Despite all these difficulties, there are nonetheless consistent rumblings that the
fertility of our species is declining and that environmental exposures are at least
partly to blame. BPA belongs to the class of endocrine disruptors that have received
a lot of attention lately, but, in humans, these questions about chromosome damage
remain in murky waters. Based on his observations in the Danish population, physician
Niels Skakkebaek has championed the hypothesis that estrogenic exposures have resulted
in a testicular dysgenesis syndrome in humans that includes a drop in sperm counts
and an increase in testicular cancer and morphological aberrations of the external
genitalia [8]. However, direct links are still lacking even in the male.

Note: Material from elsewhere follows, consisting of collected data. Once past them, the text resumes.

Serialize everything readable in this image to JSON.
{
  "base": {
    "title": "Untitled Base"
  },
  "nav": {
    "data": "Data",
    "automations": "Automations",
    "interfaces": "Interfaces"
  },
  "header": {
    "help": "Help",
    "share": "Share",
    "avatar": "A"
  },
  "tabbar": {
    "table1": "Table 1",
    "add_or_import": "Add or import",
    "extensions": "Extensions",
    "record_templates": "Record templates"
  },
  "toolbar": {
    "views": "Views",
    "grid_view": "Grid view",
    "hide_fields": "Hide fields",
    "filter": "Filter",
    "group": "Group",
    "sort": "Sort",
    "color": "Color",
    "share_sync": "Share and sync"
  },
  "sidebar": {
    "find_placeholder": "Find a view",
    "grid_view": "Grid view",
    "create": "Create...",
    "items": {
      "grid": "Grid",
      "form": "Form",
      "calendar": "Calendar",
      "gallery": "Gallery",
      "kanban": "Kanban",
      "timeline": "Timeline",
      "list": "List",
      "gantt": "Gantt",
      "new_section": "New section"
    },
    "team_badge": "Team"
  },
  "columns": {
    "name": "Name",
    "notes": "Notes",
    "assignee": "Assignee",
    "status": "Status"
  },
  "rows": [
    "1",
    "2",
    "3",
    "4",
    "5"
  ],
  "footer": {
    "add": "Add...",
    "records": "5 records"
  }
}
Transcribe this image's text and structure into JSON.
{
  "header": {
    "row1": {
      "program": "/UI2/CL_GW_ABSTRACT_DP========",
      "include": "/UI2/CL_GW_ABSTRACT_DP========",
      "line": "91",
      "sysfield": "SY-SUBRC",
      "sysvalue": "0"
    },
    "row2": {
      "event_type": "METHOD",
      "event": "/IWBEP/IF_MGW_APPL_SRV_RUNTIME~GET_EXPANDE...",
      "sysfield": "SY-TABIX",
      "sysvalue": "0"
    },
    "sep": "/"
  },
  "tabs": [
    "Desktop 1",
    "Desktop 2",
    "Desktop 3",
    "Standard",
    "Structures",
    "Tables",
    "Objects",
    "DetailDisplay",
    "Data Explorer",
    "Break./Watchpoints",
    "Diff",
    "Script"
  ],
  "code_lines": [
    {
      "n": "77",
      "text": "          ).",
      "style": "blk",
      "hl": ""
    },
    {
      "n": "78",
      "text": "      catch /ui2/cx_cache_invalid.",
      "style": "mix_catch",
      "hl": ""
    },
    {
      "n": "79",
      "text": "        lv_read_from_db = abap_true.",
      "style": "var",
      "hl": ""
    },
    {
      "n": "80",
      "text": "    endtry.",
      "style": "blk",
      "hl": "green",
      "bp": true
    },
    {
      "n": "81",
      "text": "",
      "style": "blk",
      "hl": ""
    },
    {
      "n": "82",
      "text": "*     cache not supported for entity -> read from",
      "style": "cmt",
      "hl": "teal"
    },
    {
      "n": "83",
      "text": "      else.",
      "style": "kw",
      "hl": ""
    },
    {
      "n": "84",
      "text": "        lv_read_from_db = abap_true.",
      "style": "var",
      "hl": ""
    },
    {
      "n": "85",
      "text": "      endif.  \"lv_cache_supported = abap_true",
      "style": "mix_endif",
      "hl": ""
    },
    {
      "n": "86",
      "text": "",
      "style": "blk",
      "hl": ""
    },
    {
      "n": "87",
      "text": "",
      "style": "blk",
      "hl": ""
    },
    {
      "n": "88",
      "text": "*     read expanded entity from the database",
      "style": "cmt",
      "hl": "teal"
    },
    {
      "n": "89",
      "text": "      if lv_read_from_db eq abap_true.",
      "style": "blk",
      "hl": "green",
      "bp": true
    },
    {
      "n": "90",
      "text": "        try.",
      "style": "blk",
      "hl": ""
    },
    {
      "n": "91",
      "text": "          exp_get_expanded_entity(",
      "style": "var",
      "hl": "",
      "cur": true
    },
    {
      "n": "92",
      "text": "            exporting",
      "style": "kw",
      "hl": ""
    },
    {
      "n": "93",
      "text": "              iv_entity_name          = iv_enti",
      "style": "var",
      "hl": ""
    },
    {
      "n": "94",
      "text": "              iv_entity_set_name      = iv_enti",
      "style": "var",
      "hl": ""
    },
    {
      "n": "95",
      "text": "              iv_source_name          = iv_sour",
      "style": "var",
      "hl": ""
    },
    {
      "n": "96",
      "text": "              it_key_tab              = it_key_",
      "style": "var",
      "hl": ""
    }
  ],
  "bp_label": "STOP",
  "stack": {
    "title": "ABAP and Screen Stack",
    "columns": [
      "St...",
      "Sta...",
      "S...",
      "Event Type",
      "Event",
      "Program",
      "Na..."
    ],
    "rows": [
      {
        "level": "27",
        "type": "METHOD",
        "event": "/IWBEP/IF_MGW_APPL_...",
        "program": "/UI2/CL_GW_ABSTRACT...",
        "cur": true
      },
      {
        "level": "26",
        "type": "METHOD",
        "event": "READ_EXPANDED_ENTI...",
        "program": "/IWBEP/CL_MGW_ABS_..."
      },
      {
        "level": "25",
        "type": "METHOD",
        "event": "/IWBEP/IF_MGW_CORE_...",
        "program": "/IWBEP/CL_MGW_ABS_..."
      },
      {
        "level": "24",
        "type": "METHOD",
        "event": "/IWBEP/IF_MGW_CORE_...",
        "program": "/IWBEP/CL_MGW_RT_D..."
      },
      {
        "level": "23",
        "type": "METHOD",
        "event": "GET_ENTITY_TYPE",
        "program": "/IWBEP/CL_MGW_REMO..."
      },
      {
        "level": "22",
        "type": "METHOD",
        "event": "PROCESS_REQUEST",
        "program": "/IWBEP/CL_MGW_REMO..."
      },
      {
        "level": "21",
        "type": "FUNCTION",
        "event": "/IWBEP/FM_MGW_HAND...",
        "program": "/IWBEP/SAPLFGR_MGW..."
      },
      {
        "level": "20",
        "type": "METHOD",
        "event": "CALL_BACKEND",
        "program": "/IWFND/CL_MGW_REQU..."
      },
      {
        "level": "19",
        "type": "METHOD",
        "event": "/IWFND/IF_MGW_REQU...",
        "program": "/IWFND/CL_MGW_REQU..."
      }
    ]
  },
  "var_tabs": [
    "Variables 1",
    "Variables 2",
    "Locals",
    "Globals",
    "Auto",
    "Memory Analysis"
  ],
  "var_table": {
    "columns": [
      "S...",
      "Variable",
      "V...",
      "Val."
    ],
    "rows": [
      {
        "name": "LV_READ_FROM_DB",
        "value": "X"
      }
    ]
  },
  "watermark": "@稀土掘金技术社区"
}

What about
the female? Is the incidence of female infertility increasing? The high intrinsic
rate of aneuploidy and the changing reproductive patterns of human females will conspire
against any researcher who endeavors to address the question of declining female fertility.
And yet, with all these caveats in place, and all those obvious difficulties in view,
we still need to answer the question, “Are chemicals such as BPA aneugenic in humans?”
It is obviously not going to be an easy question to answer, and even asking it is
likely to create a storm of controversy, but it is also not a question that we have
the luxury of ignoring—our fertility is fragile enough to require careful protection.
We are convinced that the studies presented by Hunt and her collaborators will inspire
scientists in both government and industry, who are far more skilled in toxicology
than ourselves, to begin the serious task of addressing these questions. We argue
that such toxicology-based questions might best be guided by the detailed molecular
studies of BPA-induced meiotic failures in the mouse.